Is converting from unsigned char to signed char and vice versa in C89 well defined?

Note: The suggested duplicate deals with unsigned int and signed int, not unsigned char and signed char. The suggested duplicate question deals with C11. This question is concerned with C89 only. Can this question be reopened?

My code:

#include <stdio.h>

int main()
{
    signed char c;
    unsigned char d;

    c = (signed char) -2;
    d = (unsigned char) c;
    printf("%d %d\n", c, d);

    d = (unsigned char) 254;
    c = (signed char) d;
    printf("%d %d\n", c, d);

    return 0;
}

Output:

$ clang -Wall -Wextra -pedantic -std=c89 foo.c && ./a.out
-2 254
-2 254

Is the output guaranteed to be -2 254 in a standard-conforming C89 compiler for both conversions shown above? Or is the output dependent on the implementation?

Solution

Is converting from unsigned char to signed char and vice versa in C89 well defined?
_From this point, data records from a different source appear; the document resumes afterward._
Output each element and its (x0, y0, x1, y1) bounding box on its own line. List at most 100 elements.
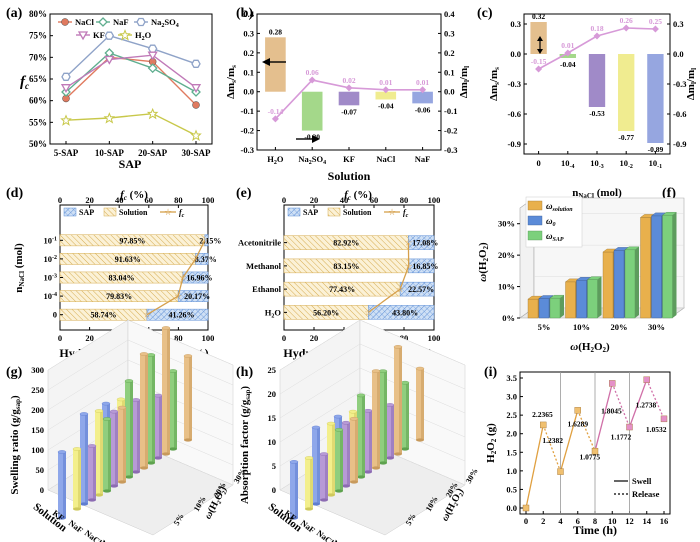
cylinder-base (118, 480, 126, 484)
cylinder-top (371, 369, 381, 373)
z-tick-label: 15 (268, 413, 277, 423)
panel-b: (b) -0.3-0.2-0.10.00.10.20.30.4-0.3-0.2-… (225, 6, 471, 183)
data-point-a (119, 29, 131, 41)
cylinder-body (394, 346, 402, 454)
data-point-i (557, 468, 564, 475)
category-label: Na2SO4 (330, 538, 359, 542)
y-tick-label-right-c: -0.9 (673, 139, 686, 149)
cylinder-base (372, 466, 380, 470)
cylinder-shade (145, 354, 148, 468)
cylinder-base (140, 466, 148, 470)
line-point-c (651, 25, 659, 33)
cylinder-body (416, 368, 424, 440)
y-tick-label-right-b: 0.0 (444, 87, 455, 97)
cylinder-base (169, 447, 177, 451)
bar-value-label-b: -0.04 (378, 101, 394, 110)
y-tick-label: 10-2 (44, 254, 58, 264)
bar-b (338, 91, 360, 106)
x-tick-label-i: 0 (524, 516, 528, 526)
arrow-head-c (537, 49, 543, 54)
z-tick-label: 250 (31, 385, 44, 395)
cylinder-body (305, 458, 313, 509)
line-point-c (593, 32, 601, 40)
z-tick-label: 5 (272, 461, 276, 471)
fc-star-marker: ☆ (179, 274, 187, 284)
y-tick-label-i: 3.0 (506, 392, 517, 402)
z-tick-label: 100 (31, 445, 44, 455)
x-tick-label-i: 14 (643, 516, 652, 526)
cylinder-base (110, 484, 118, 488)
data-point-a (136, 17, 146, 27)
fc-line (146, 240, 206, 316)
cylinder-body (162, 328, 170, 454)
cylinder-top (334, 427, 344, 432)
y-tick-label-right-b: 0.2 (444, 48, 455, 58)
panel-c: (c) -0.9 -0.6 -0.3 0.0 0.3 -0.9 -0.6 -0.3 0.0 0.3… (477, 6, 698, 200)
legend-swatch-sap (63, 207, 77, 217)
bar-label-solution: 56.20% (313, 308, 339, 317)
y-tick-label-a: 80% (29, 9, 47, 19)
y-tick-label-left-b: -0.3 (241, 145, 254, 155)
cylinder-base (312, 502, 320, 506)
panel-label-b: (b) (236, 6, 253, 21)
cylinder-top (341, 420, 351, 425)
cylinder-top (79, 412, 89, 416)
cylinder-top (400, 380, 410, 385)
cylinder-body (290, 461, 298, 518)
y-label-right-b: Δml/ml (458, 66, 471, 98)
bar-label-solution: 58.74% (90, 311, 116, 320)
cylinder-base (290, 516, 298, 520)
grid-line (359, 343, 466, 390)
x-tick-label-c: 10-3 (590, 158, 604, 170)
y-tick-label-i: 2.0 (506, 429, 517, 439)
x-tick-label: 0 (58, 333, 62, 343)
cylinder-top (349, 416, 359, 421)
cylinder-base (184, 438, 192, 442)
cylinder-base (58, 516, 66, 520)
y-axis-b: -0.3 -0.2 -0.1 0.0 0.1 0.2 0.3 0.4 -0.3 -0.2 -0.1 0… (241, 9, 458, 155)
line-value-label-c: 0.26 (620, 16, 633, 25)
y-tick-label-left-c: 0.3 (510, 19, 521, 29)
bar-value-label-c: -0.53 (589, 109, 605, 118)
bars-b: 0.28-0.20-0.07-0.04-0.06 (265, 27, 433, 142)
y-tick-label-left-b: 0.0 (243, 87, 254, 97)
cylinder-shade (317, 427, 320, 504)
data-point-i (591, 447, 599, 455)
x-tick-label: 20 (310, 333, 319, 343)
cylinder-base (327, 493, 335, 497)
annotation-i: 1.2738 (636, 401, 657, 410)
legend-swatch-f (527, 230, 543, 241)
legend-label-f: ω0 (546, 216, 556, 228)
grid-line (127, 319, 234, 366)
top-tick-label: 40 (115, 195, 124, 205)
depth-tick-label: 30% (464, 467, 480, 485)
bar-f (587, 279, 598, 319)
cylinder-top (183, 354, 193, 358)
bar-value-label-c: -0.77 (618, 133, 634, 142)
cylinder-base (386, 456, 394, 460)
cylinder-base (342, 484, 350, 488)
top-tick-label: 100 (428, 195, 441, 205)
y-label-h: Absorption factor (g/gsap) (239, 386, 252, 504)
z-tick-label: 0 (272, 485, 276, 495)
cylinder-body (386, 404, 394, 458)
data-point-a (190, 129, 202, 142)
y-tick-label-left-b: 0.3 (243, 28, 254, 38)
cylinder-shade (384, 371, 387, 463)
line-value-label-b: 0.06 (306, 68, 319, 77)
x-tick-label-c: 0 (536, 158, 540, 168)
bar-b (412, 91, 433, 104)
x-tick-label: 80 (400, 333, 409, 343)
cylinder-shade (189, 356, 192, 440)
x-tick-label-i: 16 (660, 516, 669, 526)
release-segment (542, 424, 562, 472)
y-tick-label-f: 20% (498, 250, 515, 260)
cylinder-base (320, 498, 328, 502)
y-tick-label-left-b: 0.2 (243, 48, 254, 58)
y-tick-label-left-b: 0.4 (243, 9, 254, 19)
cylinder-top (131, 398, 141, 402)
bar-label-sap: 16.85% (412, 262, 438, 271)
fc-star-marker: ☆ (201, 236, 209, 246)
data-point-a (61, 72, 71, 81)
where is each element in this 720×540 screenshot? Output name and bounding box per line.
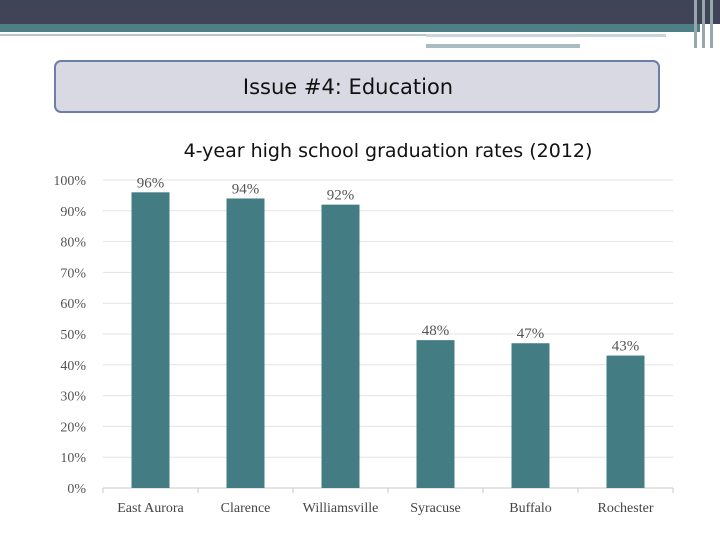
y-axis-ticks: 0% 10% 20% 30% 40% 50% 60% 70% 80% 90% 100% [53, 174, 86, 497]
decor-bar [694, 0, 697, 48]
x-axis-categories: East Aurora Clarence Williamsville Syracuse… [117, 501, 654, 516]
data-label: 94% [232, 181, 260, 197]
data-labels: 96% 94% 92% 48% 47% 43% [137, 175, 640, 354]
grid-lines [102, 179, 674, 493]
bar [511, 343, 550, 488]
x-category-label: Buffalo [509, 501, 552, 516]
y-tick-label: 90% [60, 205, 86, 220]
decor-line [426, 34, 666, 37]
x-category-label: Syracuse [410, 501, 461, 516]
y-tick-label: 10% [60, 451, 86, 466]
y-tick-label: 100% [53, 174, 86, 189]
bar [226, 198, 265, 489]
bars [131, 192, 645, 489]
y-tick-label: 60% [60, 297, 86, 312]
data-label: 43% [612, 339, 640, 355]
slide-title: Issue #4: Education [242, 74, 454, 99]
y-tick-label: 20% [60, 420, 86, 435]
decor-line [426, 44, 580, 48]
teal-decor-band [0, 24, 700, 32]
y-tick-label: 0% [67, 482, 86, 497]
y-tick-label: 50% [60, 328, 86, 343]
bar [416, 340, 455, 488]
bar [321, 204, 360, 488]
y-tick-label: 30% [60, 390, 86, 405]
data-label: 92% [327, 188, 355, 204]
y-tick-label: 70% [60, 266, 86, 281]
data-label: 47% [517, 326, 545, 342]
slide-title-box: Issue #4: Education [54, 60, 660, 113]
y-tick-label: 80% [60, 236, 86, 251]
bar [606, 355, 645, 488]
data-label: 48% [422, 323, 450, 339]
data-label: 96% [137, 175, 165, 191]
decor-line [0, 34, 426, 36]
y-tick-label: 40% [60, 359, 86, 374]
x-category-label: Williamsville [303, 501, 379, 516]
x-category-label: Rochester [598, 501, 654, 516]
x-category-label: East Aurora [117, 501, 184, 516]
decor-bar [702, 0, 705, 48]
chart-title: 4-year high school graduation rates (201… [183, 140, 593, 162]
top-decor-band [0, 0, 720, 24]
decor-bar [710, 0, 713, 48]
x-category-label: Clarence [221, 501, 271, 516]
bar [131, 192, 170, 488]
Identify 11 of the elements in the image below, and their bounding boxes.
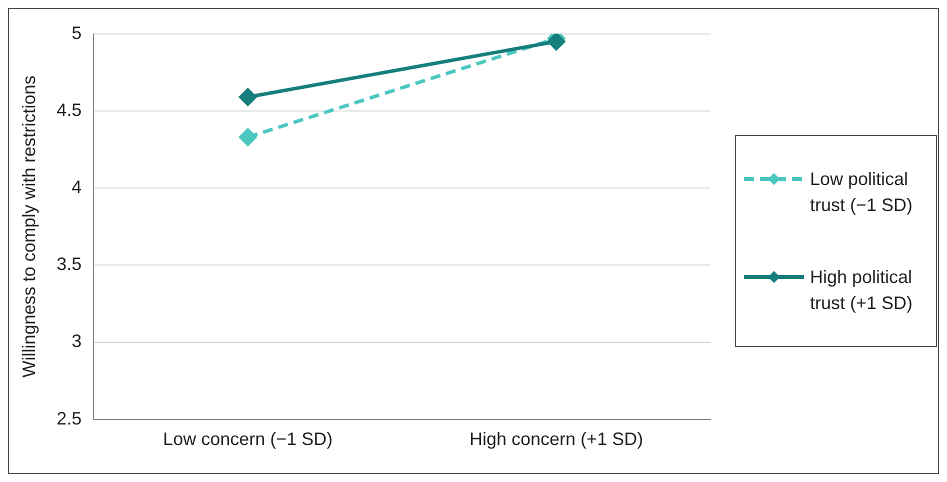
y-tick-label: 3.5	[56, 254, 82, 274]
x-tick-label: Low concern (−1 SD)	[163, 429, 333, 450]
x-tick-label: High concern (+1 SD)	[469, 429, 644, 450]
legend-label: High political trust (+1 SD)	[810, 266, 914, 315]
y-tick-label: 5	[72, 22, 82, 43]
legend-label: Low political trust (−1 SD)	[810, 168, 914, 217]
y-tick-label: 4.5	[56, 100, 82, 120]
y-tick-label: 4	[72, 177, 82, 198]
y-tick-label: 2.5	[56, 408, 82, 428]
y-tick-label: 3	[72, 331, 82, 352]
y-axis-title: Willingness to comply with restrictions	[18, 76, 39, 378]
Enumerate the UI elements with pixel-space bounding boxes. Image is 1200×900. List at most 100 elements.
Conversions to unsigned types is well defined. To signed types has implementation details.

Is the output guaranteed to be -2 254 in a standard-conforming C89 compiler for both conversions shown above?

No.

Or is the output dependent on the implementation?

Yes.

Not all implementations use 8-bit char and conversions to signed types incur implementation details.

Spec details: C89 Conversions. This wording differs from recent C specs. I have not found a significant difference.

When UCHAR_MAX <= INT_MAX, code could use below and let the compiler emit optimized, well defined code.

c = (signed char) (d > SCHAR_MAX ? d - UCHAR_MAX - 1 : d);

Likely needs some more thought to cover all cases.